Mangabeira: Mercosul é 'corpo sem espírito' e foco deve ser EUA

 

BRASÍLIA - Convocado de volta ao governo pela presidente Dilma Rousseff com a tarefa de pensar em projetos de médio e longo prazos para o Brasil, o ministro de Assuntos Estratégicos, Mangabeira Unger, defende a revisão completa da política externa brasileira, a começar pelo Mercosul. Ele sugere a suspensão temporária da Tarifa Externa Comum (TEC), usada no comércio com países que não fazem parte do bloco, para que o Brasil possa fazer acordos bilaterais com outros parceiros internacionais, como a União Europeia. Esta é a primeira vez que alguém do primeiro escalão do governo brasileiro defende publicamente essa medida.

— Estamos inibidos de buscar acordos cada vez mais importantes para nós, por causa dos problemas da economia argentina. Sem um projeto, estratégia ou modelo comum, o Mercosul é um corpo sem espírito. Nenhuma união poderosa pode se basear meramente em interesses comerciais — disse.

Ele explicou que a ideia é o Mercosul, durante um período transitório, deixar de ser uma união aduaneira. Nesse tempo, “que duraria o necessário”, seria construída uma série de aproximações e acordos bilaterais, inclusive na América do Sul.

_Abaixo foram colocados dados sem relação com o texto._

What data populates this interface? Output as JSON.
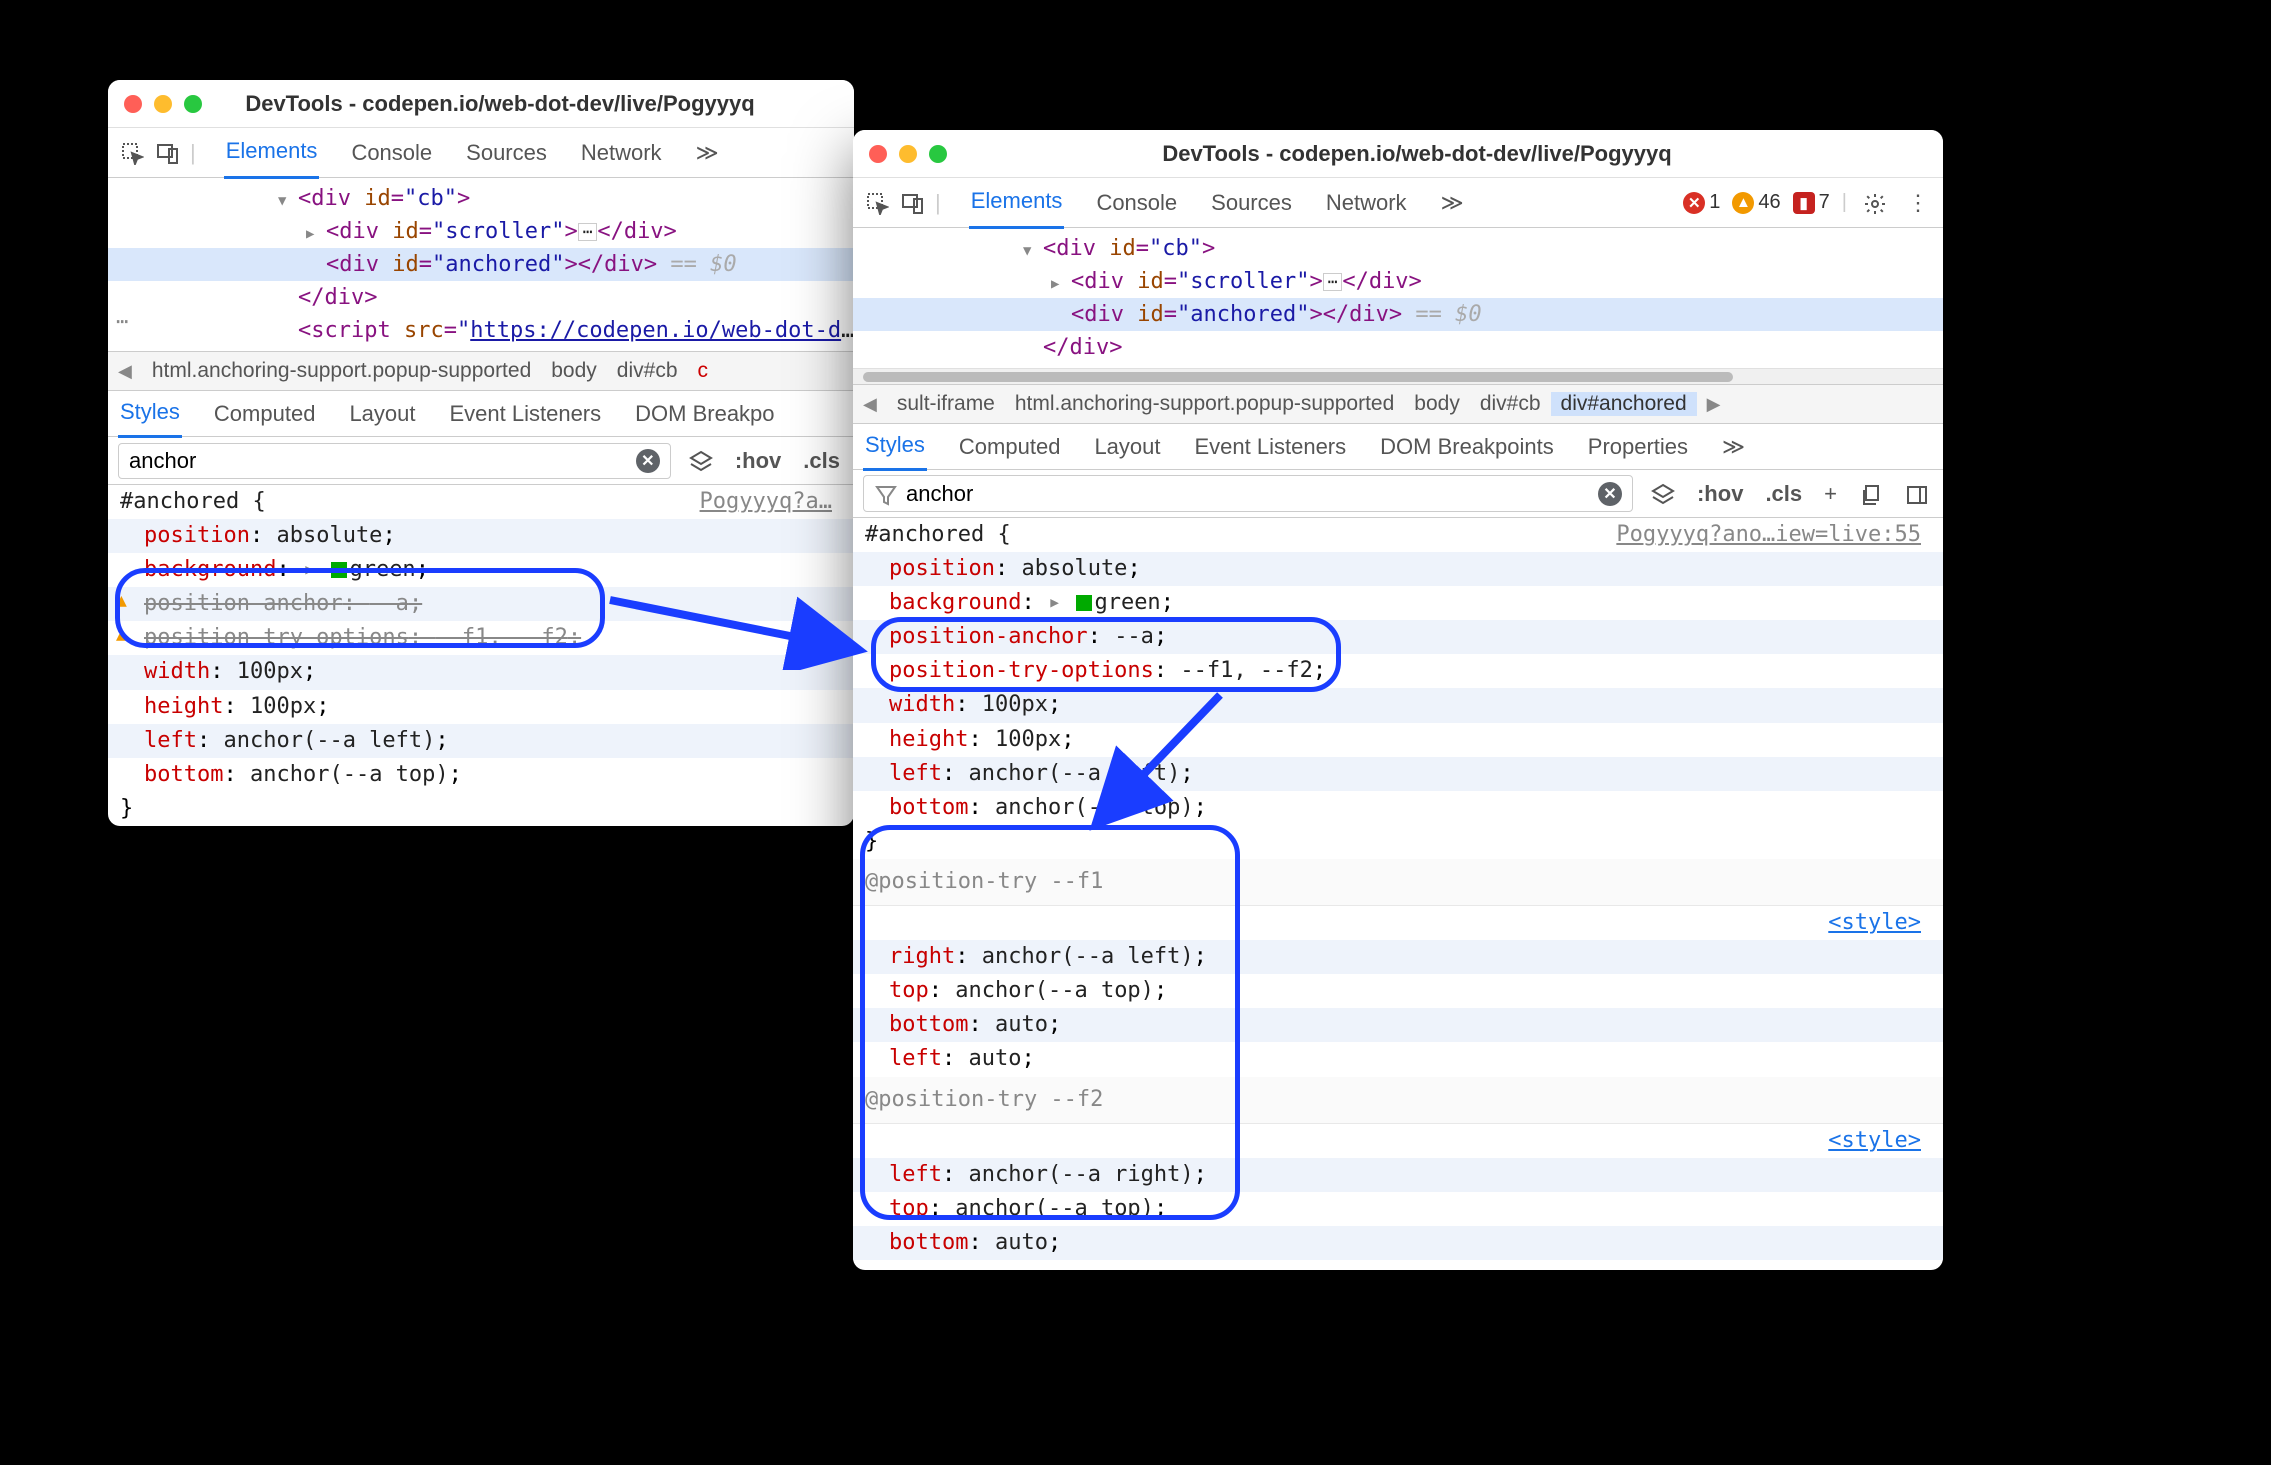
{
  "window_title": "DevTools - codepen.io/web-dot-dev/live/Pogyyyq",
  "main_tabs": [
    "Elements",
    "Console",
    "Sources",
    "Network"
  ],
  "more_glyph": "≫",
  "badges": {
    "errors": "1",
    "warnings": "46",
    "violations": "7"
  },
  "elements_tree": {
    "l1": {
      "pre": "<div ",
      "attr": "id",
      "val": "\"cb\"",
      "post": ">"
    },
    "l2": {
      "pre": "<div ",
      "attr": "id",
      "val": "\"scroller\"",
      "post": ">",
      "close": "</div>"
    },
    "l3": {
      "pre": "<div ",
      "attr": "id",
      "val": "\"anchored\"",
      "post": ">",
      "closefull": "</div>",
      "eq": "== $0"
    },
    "l4": "</div>",
    "l5": {
      "pre": "<script ",
      "attr": "src",
      "val": "\"https://codepen.io/web-dot-d",
      "dots": "…"
    }
  },
  "breadcrumb_left": [
    "html.anchoring-support.popup-supported",
    "body",
    "div#cb"
  ],
  "breadcrumb_right_pre": "sult-iframe",
  "breadcrumb_right": [
    "html.anchoring-support.popup-supported",
    "body",
    "div#cb",
    "div#anchored"
  ],
  "subtabs_left": [
    "Styles",
    "Computed",
    "Layout",
    "Event Listeners",
    "DOM Breakpo"
  ],
  "subtabs_right": [
    "Styles",
    "Computed",
    "Layout",
    "Event Listeners",
    "DOM Breakpoints",
    "Properties"
  ],
  "filter_value": "anchor",
  "filter_btns": {
    "hov": ":hov",
    "cls": ".cls"
  },
  "style_source_left": "Pogyyyq?a…",
  "style_source_right": "Pogyyyq?ano…iew=live:55",
  "style_link": "<style>",
  "css_left": {
    "selector": "#anchored {",
    "p1": "position",
    "v1": "absolute",
    "p2": "background",
    "v2": "green",
    "p3": "position-anchor",
    "v3": "--a",
    "p4": "position-try-options",
    "v4": "--f1, --f2",
    "p5": "width",
    "v5": "100px",
    "p6": "height",
    "v6": "100px",
    "p7": "left",
    "v7": "anchor(--a left)",
    "p8": "bottom",
    "v8": "anchor(--a top)",
    "close": "}"
  },
  "css_right": {
    "selector": "#anchored {",
    "p1": "position",
    "v1": "absolute",
    "p2": "background",
    "v2": "green",
    "p3": "position-anchor",
    "v3": "--a",
    "p4": "position-try-options",
    "v4": "--f1, --f2",
    "p5": "width",
    "v5": "100px",
    "p6": "height",
    "v6": "100px",
    "p7": "left",
    "v7": "anchor(--a left)",
    "p8": "bottom",
    "v8": "anchor(--a top)",
    "close": "}"
  },
  "pt1": {
    "header": "@position-try --f1",
    "p1": "right",
    "v1": "anchor(--a left)",
    "p2": "top",
    "v2": "anchor(--a top)",
    "p3": "bottom",
    "v3": "auto",
    "p4": "left",
    "v4": "auto"
  },
  "pt2": {
    "header": "@position-try --f2",
    "p1": "left",
    "v1": "anchor(--a right)",
    "p2": "top",
    "v2": "anchor(--a top)",
    "p3": "bottom",
    "v3": "auto"
  }
}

TRANSFERÊNCIA DE TECNOLOGIA CHINESA

Mangabeira disse que, junto com a América do Sul, “que é a nossa casa”, os Estados Unidos são a grande prioridade da política externa. Há, a seu ver, três grandes bases potenciais em uma parceria com os americanos: afinidade profunda, complementariedade de economias e o constante fortalecimento da China.

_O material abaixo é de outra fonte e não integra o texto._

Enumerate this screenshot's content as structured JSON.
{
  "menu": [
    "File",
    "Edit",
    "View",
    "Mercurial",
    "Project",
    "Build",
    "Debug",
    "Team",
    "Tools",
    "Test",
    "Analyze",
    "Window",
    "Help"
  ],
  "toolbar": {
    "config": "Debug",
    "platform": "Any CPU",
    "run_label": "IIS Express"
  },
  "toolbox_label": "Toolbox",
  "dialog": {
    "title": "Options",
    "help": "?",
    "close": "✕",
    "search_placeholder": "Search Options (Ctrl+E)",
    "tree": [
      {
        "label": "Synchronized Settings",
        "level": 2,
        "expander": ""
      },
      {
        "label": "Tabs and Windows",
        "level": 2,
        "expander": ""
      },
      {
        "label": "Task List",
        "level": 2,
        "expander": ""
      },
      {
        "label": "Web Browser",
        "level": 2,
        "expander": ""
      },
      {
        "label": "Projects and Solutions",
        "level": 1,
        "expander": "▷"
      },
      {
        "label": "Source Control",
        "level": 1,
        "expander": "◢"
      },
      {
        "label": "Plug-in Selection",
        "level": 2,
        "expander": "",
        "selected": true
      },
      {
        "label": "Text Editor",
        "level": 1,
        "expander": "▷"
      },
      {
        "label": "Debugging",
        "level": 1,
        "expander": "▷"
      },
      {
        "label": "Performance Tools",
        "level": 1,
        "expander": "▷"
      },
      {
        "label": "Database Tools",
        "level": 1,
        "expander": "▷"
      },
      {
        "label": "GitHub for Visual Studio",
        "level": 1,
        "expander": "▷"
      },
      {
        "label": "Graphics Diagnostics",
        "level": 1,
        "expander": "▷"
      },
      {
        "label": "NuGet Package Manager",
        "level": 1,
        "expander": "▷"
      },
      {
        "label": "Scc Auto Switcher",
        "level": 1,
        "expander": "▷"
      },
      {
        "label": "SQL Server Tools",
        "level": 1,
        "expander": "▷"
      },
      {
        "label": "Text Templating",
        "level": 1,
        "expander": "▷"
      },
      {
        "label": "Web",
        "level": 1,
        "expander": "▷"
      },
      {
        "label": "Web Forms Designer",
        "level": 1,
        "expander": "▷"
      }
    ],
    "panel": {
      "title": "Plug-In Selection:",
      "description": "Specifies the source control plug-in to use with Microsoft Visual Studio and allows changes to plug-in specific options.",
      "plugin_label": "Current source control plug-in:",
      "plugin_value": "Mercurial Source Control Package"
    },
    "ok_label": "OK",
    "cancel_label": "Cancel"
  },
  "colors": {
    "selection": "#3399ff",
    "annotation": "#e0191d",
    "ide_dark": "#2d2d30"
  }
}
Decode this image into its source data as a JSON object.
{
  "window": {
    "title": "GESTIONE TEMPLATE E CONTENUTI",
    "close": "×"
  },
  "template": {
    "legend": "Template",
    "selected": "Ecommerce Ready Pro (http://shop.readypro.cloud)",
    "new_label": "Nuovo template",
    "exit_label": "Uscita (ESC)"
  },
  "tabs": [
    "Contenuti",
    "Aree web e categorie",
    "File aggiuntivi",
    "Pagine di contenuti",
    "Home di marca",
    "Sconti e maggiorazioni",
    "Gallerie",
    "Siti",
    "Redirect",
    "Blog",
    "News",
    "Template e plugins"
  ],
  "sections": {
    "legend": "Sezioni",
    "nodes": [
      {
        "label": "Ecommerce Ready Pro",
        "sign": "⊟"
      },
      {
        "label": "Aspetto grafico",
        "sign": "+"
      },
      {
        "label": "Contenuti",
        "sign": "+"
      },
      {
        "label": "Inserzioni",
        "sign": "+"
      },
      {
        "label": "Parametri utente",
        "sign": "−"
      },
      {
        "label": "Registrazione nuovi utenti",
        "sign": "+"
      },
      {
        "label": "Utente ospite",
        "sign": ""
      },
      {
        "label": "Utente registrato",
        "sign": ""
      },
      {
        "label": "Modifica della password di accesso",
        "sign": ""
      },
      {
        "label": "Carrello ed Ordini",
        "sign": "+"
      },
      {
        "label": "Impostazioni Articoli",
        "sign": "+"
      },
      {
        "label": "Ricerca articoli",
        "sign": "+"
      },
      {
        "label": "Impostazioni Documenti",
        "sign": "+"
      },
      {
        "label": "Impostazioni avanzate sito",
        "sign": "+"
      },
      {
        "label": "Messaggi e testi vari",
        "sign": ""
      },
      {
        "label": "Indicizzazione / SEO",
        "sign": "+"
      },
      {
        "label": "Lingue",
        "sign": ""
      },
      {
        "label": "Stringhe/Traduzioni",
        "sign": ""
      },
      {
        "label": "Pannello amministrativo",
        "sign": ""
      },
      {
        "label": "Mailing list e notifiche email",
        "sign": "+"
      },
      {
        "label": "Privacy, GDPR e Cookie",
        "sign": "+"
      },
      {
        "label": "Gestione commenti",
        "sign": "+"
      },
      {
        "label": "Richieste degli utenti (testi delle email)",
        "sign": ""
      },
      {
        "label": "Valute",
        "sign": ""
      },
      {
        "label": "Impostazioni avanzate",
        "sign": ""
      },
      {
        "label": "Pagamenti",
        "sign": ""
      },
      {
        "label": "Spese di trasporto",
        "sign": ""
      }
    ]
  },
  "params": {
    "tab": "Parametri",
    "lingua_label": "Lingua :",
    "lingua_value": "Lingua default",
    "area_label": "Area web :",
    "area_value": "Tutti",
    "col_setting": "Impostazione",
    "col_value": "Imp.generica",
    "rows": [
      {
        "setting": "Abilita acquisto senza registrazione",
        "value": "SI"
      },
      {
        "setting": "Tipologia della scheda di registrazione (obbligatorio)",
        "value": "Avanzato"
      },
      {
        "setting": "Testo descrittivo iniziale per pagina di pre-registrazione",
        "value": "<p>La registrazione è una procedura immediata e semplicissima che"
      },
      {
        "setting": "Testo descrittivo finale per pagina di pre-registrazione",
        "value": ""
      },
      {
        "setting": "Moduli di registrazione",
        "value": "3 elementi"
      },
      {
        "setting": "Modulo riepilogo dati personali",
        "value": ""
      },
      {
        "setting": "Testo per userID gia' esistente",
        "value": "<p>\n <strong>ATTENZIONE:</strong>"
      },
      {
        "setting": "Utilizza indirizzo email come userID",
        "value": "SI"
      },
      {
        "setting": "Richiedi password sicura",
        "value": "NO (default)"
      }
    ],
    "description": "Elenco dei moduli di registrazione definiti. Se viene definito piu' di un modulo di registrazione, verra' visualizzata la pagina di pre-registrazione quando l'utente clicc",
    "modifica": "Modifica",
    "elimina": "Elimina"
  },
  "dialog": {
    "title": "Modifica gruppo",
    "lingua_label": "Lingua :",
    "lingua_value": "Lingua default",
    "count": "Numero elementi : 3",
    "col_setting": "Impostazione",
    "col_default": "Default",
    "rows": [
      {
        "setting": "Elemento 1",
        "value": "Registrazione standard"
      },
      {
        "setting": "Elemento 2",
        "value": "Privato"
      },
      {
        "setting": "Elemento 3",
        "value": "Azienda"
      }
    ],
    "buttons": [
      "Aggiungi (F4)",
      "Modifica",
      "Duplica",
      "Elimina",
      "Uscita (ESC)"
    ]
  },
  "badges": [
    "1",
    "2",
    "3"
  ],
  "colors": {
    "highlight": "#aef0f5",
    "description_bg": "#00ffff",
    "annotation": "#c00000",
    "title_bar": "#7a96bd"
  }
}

— É nossa república irmã. O Brasil e os EUA são dois países muito parecidos. Tamanhos idênticos, fundados na mesma base de povoamento europeu, escravidão africana e extremamente desiguais. E a religião faz com que a maioria das pessoas acredite que tudo é possível. Podemos fazer acordos sobre vários aspectos, como o clima, o desenvolvimento do potencial energético sustentável e no compartilhamento de tecnologias avançadas — afirmou o ministro.

Ele sugere uma parceria com os EUA que defenda os interesses comuns ante a ascensão econômica e militar da China e lembra que existe grande expectativa de uma onda de investimentos daquele país, especialmente em infraestrutura. Uma saída seria passar a exigir compensações, como a transferência de tecnologia chinesa ao Brasil, durante a participação de empreiteiras do país asiático em projetos de infraestrutura e agropecuária.

— O perfil de nosso comércio exterior com a China é o retrato de uma involução qualitativa na nossa estrutura de produção. É natural que a China queira associar os investimentos a favor de suas empreiteiras. Nosso interesse é no compartilhamento de tecnologias avançadas, como a multiplicação dos sistemas complexos de transporte modal — afirmou ele.

As declarações contrariam toda a política externa adotada desde o governo do ex-presidente Luiz Inácio Lula da Silva. Ele alfinetou o Itamaraty, ao dizer que “não se pode confundir política externa com ação diplomática” e que “chanceleres diplomatas de carreira são uma anomalia no mundo”. Desde Celso Lafer, no governo Fernando Henrique (também ex-ministro das Relações Exteriores no governo Itamar Franco), não foi nomeado um único chanceler que não fosse da carreira diplomática.

— Isso é uma anomalia. É uma prática que começou no regime militar. Não se pode confundir política externa com ação diplomática. Proponho que a nação tome de volta a política exterior. Temos uma ação diplomática de alta qualidade, mas não adianta ser um exímio executor sem uma orientação — disse.